Before the gray had moved its ugly fingers into his hair and lines had settled beneath his blue eyes, he thought he had it all—a glamorous career, a beautiful wife, a loving daughter, and all the freedom he needed.
He traveled with his college buddies twice a year, went on fishing trips to remote islands with pretty beaches and prettier women; he played basketball two nights a week and closed the local bar down on Friday nights. Unlike most of his friends, he’d always had a wife who understood, who stayed at home. The perfect wife and mother— everything that he thought he wanted.
Then he met Suzannah. What had begun as just another sexual conquest rolled into the most unexpected thing of all: love.
For the first time in years, he felt young and alive. They made love everywhere, all times of the day and night. Suzannah never cared what the neighbors thought or worried about a sleeping child in the next room. She was wild and unpredictable, and she was smart—unlike Annie, who thought the PTA was as vital to world order as the EEC.
He walked slowly down to the front door. Before he could even reach for the bell, the hand-carved rosewood door opened.
She stood in the doorway, her hands clasped nervously at her waist. A creamy silk dress clung to her body, and he couldn’t help noticing that she’d lost weight in the past few days—and God knew she couldn’t afford it.
Her small, heart-shaped face was pale, alarmingly so, and her eyes, usually as bright and green as shamrocks, were dull and bloodshot. She’d pulled her long hair into a tight ponytail that accentuated the sharp lines of her cheekbones and made her lips look swollen. Her earrings didn’t match; she was wearing one diamond and one pearl, and somehow that little incongruity brought home the stinging pain of his betrayal.
“Blake . . . ” He heard the thin lilt of hope in her voice, and realized suddenly what she must have thought when he called this morning.
Shit. How could he have been so stupid?
She backed away from the door, smoothing a nonexistent wrinkle from her dress. “Come in, come in. You . . . ” She looked away quickly, but not before he saw her bite down on her lower lip—the nervous habit she’d had since she was young. He thought she was going to say something, but at the last minute she turned and led the way down the hallway and out onto the huge, multitiered deck that overlooked the Colony’s quiet patch of Malibu beach.

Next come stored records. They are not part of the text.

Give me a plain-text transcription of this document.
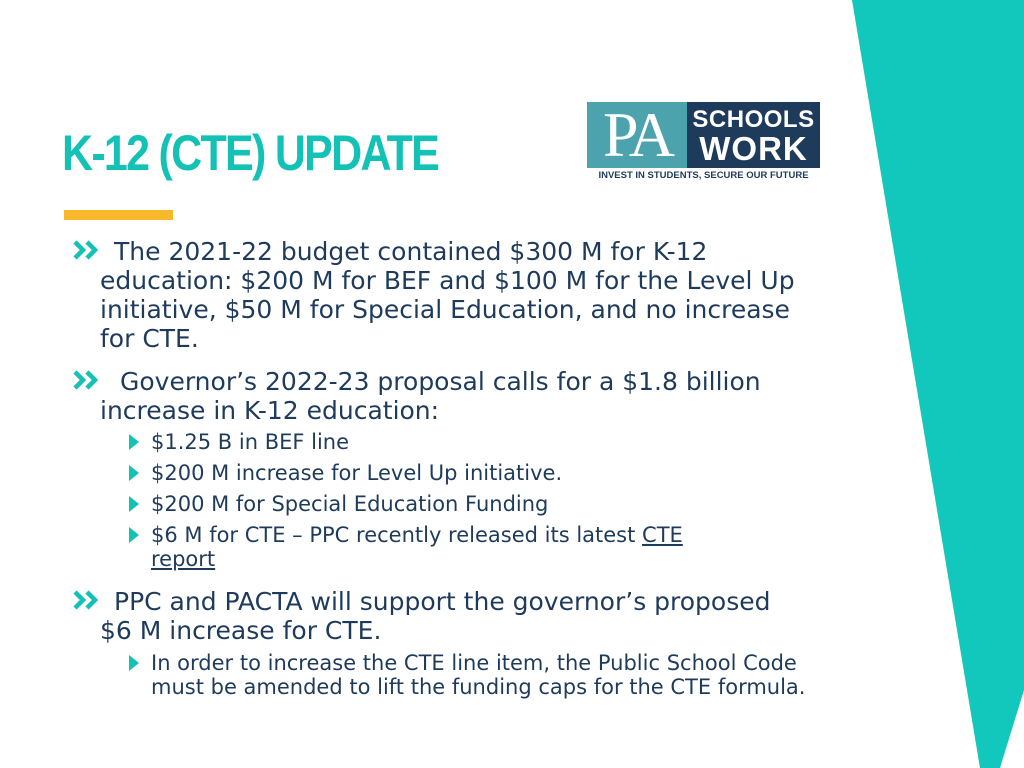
K-12 (CTE) UPDATE	PA SCHOOLS
WORK
INVEST IN STUDENTS, SECURE OUR FUTURE

The 2021-22 budget contained $300 M for K-12 education: $200 M for BEF and $100 M for the Level Up initiative, $50 M for Special Education, and no increase for CTE.

Governor’s 2022-23 proposal calls for a $1.8 billion increase in K-12 education:

$1.25 B in BEF line

$200 M increase for Level Up initiative.

$200 M for Special Education Funding

$6 M for CTE – PPC recently released its latest CTE report

PPC and PACTA will support the governor’s proposed $6 M increase for CTE.

In order to increase the CTE line item, the Public School Code must be amended to lift the funding caps for the CTE formula.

Christ, he wished he hadn’t come. He didn’t need to see her pain in sharp relief, in the way she kept smoothing her dress and jabbing at her hair.
She crossed to the table, where a pitcher of lemonade— his favorite—and two crystal glasses sat on an elegant silver tray. “Natalie’s settling in well. I’ve only talked to her once—and I was going to call again, but . . . well . . . it’s been hard. I thought she might hear something in my voice. And, of course, she’ll ask for you. Maybe later . . . while you’re here . . . we could call again. ”
“I shouldn’t have come. ” He said it more sharply than he intended, but he couldn’t stand to hear the tremor in her voice anymore.
Her hand jerked. Lemonade splashed over the rim of the glass and puddled on the gray stone table. She didn’t turn to him, and he was glad. He didn’t want to see her face.
“Why did you?”
Something in her voice—resignation, maybe, or pain— caught him off guard. Tears burned behind his eyes; he couldn’t believe this was hurting. He reached into his pocket and pulled out the interim settlement papers he’d drafted. Wordlessly, he leaned over her shoulder and dropped them on the table. An edge of the envelope landed in the spilled lemonade. A dark, bubbling splotch began to form.